Princess Charlotte (Martha Squire) looked stunning and made a super couple with Jack (Harriet Squire), who looked every inch the thigh-slapping Principal Boy. Their singing was charming and they blended well.
Rancid the Ratman (Tim Alsford) was creepily subservient to both Sauerkraut and the giant, Buster Gutbucket, ably played by Derek Rigby.
Simple Simon (Florence Squire) had the audience eating out of the palm of her hand with some well-delivered gags.
As Dame Dotty Dimple, Gavin Haines performed with relish and had good comic timing and expressions that everyone enjoyed.
King Crumble (Simon Newell) and Queen Apricot (Juliet Squire) made these roles their own, and I Remember it Well was perfect and endearing.
Humphrey the Equerry was a super part for Paul Kinson.

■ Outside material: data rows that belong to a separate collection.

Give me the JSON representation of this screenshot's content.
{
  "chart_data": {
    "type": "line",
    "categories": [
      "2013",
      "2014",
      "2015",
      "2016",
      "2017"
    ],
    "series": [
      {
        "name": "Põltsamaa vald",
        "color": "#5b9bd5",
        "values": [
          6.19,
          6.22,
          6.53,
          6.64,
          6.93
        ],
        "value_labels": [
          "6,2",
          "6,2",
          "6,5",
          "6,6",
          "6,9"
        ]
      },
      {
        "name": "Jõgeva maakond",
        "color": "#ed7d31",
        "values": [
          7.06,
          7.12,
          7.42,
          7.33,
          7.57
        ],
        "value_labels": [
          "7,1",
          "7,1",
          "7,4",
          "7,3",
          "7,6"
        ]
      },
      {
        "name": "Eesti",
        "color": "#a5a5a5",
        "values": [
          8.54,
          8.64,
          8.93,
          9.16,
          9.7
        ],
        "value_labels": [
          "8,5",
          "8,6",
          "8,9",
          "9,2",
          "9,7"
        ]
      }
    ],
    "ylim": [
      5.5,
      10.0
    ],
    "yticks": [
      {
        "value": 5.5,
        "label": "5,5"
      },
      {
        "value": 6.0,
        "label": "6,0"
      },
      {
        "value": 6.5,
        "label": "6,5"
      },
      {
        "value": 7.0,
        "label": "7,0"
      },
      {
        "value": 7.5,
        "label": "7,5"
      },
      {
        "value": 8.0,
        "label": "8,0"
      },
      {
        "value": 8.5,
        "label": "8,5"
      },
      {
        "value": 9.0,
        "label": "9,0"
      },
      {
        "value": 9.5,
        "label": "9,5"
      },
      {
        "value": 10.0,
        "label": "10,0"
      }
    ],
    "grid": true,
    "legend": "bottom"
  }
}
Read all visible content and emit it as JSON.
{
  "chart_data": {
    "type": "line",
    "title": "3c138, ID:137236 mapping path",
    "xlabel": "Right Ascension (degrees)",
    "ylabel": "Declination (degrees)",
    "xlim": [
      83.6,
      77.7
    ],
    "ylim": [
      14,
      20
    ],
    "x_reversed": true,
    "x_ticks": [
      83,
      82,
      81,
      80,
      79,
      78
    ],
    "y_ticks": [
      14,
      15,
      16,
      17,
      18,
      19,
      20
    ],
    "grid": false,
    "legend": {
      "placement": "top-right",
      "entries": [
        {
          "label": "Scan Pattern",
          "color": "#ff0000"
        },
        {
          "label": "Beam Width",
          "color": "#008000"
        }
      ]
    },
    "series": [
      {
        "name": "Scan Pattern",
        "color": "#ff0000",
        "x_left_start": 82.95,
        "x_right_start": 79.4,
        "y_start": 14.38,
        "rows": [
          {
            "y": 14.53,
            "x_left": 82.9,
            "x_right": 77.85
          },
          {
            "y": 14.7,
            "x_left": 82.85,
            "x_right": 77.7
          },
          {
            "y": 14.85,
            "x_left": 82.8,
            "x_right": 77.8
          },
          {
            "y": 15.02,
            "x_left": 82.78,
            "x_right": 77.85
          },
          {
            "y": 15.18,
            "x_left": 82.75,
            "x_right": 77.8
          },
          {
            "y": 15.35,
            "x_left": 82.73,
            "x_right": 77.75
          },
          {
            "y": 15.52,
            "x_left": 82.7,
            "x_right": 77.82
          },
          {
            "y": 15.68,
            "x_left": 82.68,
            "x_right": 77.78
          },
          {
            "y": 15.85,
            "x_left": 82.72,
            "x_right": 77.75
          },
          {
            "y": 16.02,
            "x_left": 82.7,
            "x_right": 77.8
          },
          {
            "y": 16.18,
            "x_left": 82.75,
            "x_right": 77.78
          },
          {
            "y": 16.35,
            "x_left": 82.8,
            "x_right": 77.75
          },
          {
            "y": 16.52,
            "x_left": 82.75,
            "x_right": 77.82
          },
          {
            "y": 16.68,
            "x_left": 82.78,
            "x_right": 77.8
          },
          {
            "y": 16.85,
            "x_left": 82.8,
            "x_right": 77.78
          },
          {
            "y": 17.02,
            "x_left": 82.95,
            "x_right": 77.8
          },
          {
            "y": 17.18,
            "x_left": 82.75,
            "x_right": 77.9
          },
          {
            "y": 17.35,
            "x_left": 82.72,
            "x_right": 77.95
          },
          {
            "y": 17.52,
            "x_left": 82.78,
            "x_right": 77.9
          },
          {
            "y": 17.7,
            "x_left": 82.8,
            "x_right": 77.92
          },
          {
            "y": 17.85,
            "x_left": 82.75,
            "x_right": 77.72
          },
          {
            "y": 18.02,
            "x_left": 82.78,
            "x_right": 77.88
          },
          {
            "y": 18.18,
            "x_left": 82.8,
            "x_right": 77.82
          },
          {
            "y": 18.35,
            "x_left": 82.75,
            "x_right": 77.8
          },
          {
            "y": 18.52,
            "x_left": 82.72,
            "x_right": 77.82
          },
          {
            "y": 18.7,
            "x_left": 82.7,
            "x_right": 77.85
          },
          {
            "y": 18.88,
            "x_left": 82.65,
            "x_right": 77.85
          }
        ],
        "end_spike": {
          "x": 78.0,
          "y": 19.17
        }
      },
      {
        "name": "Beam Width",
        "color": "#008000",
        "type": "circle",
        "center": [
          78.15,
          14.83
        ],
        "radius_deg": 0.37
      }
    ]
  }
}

Nathan Wakefield and Abi Bryson as the Broker's Men were perfect, sustaining Scottish accents throughout. Ellen Cox as Buttercup the cow gave a wonderful rendition of Dear Little Buttercup and Martha Cox as the Golden Hen clucked effectively and laid the vital golden egg. Superb support came from Di McKay, who seemed to be in almost every scene.
A strong chorus of six youngsters were a treat to watch - Director 'Tricia Barclay is so good at encouraging children to perform with confidence. The Riverside Players are consistent in offering a traditional pantomime, with local jokes, slapstick and song. Just what the doctor ordered for a chilly dark night in winter.